Even though Latin America and the Caribbean have recovered from the crisis more quickly than other parts of the world, the region faces economic and labour uncertainty, he said. “The future looks uncertain, not only for the rest of the world but for the Latin American and Caribbean region as well,” he added.
The UN Economic Commission for Latin America (ECLAC) presented a document on Monday showing that the region’s economic output is expected to slow down from six per cent in 2010 to 4.2 per cent in 2011.
Mr .Somavia expressed particular concern about the need to protect and create jobs for young workers, whose unemployment rate is three times higher than that of adults.

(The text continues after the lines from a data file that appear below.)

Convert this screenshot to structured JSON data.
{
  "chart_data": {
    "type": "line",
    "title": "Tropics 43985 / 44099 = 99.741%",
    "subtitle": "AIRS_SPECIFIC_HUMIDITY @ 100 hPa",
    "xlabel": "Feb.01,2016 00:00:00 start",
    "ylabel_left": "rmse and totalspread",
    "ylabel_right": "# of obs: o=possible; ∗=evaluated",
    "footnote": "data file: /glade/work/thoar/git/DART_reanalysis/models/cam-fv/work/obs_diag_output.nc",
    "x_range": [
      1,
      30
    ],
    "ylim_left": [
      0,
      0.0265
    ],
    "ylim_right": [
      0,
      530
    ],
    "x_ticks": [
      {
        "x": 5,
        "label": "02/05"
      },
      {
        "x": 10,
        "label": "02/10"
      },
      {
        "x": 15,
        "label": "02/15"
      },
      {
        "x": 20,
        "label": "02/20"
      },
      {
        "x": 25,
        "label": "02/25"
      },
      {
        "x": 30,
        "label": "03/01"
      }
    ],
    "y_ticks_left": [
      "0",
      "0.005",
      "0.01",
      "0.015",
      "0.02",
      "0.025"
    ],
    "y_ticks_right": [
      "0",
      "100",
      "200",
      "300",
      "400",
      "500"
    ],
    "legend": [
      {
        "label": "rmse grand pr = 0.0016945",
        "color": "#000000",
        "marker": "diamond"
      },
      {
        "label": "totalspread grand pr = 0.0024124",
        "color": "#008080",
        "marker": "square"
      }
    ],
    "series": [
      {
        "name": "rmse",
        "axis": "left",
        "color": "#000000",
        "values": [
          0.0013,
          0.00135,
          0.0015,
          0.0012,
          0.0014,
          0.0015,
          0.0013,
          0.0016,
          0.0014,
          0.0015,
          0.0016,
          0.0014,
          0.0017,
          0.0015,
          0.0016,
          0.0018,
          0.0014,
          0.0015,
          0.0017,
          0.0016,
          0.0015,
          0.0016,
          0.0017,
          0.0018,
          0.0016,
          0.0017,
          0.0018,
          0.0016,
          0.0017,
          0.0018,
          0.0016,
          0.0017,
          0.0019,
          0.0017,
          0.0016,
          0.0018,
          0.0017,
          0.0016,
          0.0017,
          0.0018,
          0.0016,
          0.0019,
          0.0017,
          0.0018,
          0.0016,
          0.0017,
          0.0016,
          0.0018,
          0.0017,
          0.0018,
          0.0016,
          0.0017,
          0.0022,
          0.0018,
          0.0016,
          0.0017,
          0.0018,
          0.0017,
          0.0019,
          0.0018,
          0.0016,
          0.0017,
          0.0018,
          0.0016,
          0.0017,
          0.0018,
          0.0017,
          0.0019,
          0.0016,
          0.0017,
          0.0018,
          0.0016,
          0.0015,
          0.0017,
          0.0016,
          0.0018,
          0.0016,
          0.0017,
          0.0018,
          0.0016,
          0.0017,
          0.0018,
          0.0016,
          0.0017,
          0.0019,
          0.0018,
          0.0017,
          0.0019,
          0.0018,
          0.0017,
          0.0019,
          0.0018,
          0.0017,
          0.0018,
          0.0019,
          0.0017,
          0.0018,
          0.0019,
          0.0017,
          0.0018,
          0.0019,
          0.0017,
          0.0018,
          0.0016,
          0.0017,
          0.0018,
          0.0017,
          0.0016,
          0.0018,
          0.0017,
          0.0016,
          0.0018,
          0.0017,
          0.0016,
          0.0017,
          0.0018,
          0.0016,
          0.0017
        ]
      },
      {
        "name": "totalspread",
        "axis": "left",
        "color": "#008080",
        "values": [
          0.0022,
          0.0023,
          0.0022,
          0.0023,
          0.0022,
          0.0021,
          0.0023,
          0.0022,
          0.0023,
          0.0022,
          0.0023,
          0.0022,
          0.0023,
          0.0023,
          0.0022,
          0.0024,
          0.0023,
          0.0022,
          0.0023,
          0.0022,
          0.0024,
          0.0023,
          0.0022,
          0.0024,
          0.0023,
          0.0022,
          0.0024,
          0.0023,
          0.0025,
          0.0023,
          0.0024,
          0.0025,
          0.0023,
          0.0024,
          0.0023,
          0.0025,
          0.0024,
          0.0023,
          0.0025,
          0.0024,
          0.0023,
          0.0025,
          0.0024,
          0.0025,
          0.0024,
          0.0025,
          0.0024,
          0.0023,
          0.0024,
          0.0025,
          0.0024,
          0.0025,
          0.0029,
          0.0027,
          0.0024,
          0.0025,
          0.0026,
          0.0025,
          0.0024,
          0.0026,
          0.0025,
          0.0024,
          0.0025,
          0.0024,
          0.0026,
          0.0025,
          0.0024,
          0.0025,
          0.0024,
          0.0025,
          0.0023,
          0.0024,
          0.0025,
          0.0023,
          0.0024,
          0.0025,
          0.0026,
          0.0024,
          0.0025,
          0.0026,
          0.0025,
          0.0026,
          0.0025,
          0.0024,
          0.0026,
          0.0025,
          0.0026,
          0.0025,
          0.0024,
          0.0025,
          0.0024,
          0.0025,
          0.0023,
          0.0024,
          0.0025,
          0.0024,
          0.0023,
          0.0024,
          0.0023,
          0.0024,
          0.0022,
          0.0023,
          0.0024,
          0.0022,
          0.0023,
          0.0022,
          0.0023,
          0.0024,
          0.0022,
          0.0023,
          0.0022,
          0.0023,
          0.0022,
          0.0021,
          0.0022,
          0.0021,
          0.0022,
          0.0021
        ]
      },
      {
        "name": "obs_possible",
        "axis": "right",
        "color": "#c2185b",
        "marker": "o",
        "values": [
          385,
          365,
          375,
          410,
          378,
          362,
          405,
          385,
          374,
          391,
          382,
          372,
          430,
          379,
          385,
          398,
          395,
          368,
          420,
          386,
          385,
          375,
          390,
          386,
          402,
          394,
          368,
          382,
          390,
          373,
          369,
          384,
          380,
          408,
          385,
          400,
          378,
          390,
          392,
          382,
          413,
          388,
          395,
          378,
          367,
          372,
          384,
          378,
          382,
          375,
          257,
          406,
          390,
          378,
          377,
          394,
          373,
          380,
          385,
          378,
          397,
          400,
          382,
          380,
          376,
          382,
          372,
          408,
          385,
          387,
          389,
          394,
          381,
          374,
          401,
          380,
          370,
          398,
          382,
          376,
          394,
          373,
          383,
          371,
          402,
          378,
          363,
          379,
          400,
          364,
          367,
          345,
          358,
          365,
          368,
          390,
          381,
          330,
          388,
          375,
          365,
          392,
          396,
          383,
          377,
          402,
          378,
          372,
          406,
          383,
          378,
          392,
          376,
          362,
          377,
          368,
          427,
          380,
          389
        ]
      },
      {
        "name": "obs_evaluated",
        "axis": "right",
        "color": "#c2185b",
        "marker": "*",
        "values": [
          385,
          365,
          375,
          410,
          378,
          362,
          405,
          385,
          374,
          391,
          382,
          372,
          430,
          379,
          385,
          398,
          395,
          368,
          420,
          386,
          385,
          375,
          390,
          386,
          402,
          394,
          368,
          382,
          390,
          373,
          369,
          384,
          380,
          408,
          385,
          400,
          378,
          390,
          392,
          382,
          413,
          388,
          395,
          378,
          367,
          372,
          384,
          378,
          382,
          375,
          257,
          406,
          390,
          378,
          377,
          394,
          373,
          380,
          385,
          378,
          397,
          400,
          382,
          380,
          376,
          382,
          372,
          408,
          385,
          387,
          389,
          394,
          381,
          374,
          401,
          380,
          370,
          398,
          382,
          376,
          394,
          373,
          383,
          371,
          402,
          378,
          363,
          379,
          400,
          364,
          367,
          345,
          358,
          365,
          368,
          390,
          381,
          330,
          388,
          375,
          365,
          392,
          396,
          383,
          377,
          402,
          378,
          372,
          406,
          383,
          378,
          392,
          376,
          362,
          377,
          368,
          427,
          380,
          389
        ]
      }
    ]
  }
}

“Just like the quality of employment defines the quality of a society, the future of a society is determined by the employment of its young workers,” he said. “An economy that is not able to provide jobs to its youth is an economy that steals away their future and that lets down families and the society as a whole.”
He also highlighted the role most regional countries played during the crisis by implementing counter-cyclical policies and protecting and promoting employment. The ILO’s latest data published ahead of the week-long meeting shows that the urban unemployment rate for region in 2010 has returned to its pre-crisis level.
The ILO regional meeting brings together labour and employment ministers as well as workers’ and employers’ leaders from 35 countries in the Americas.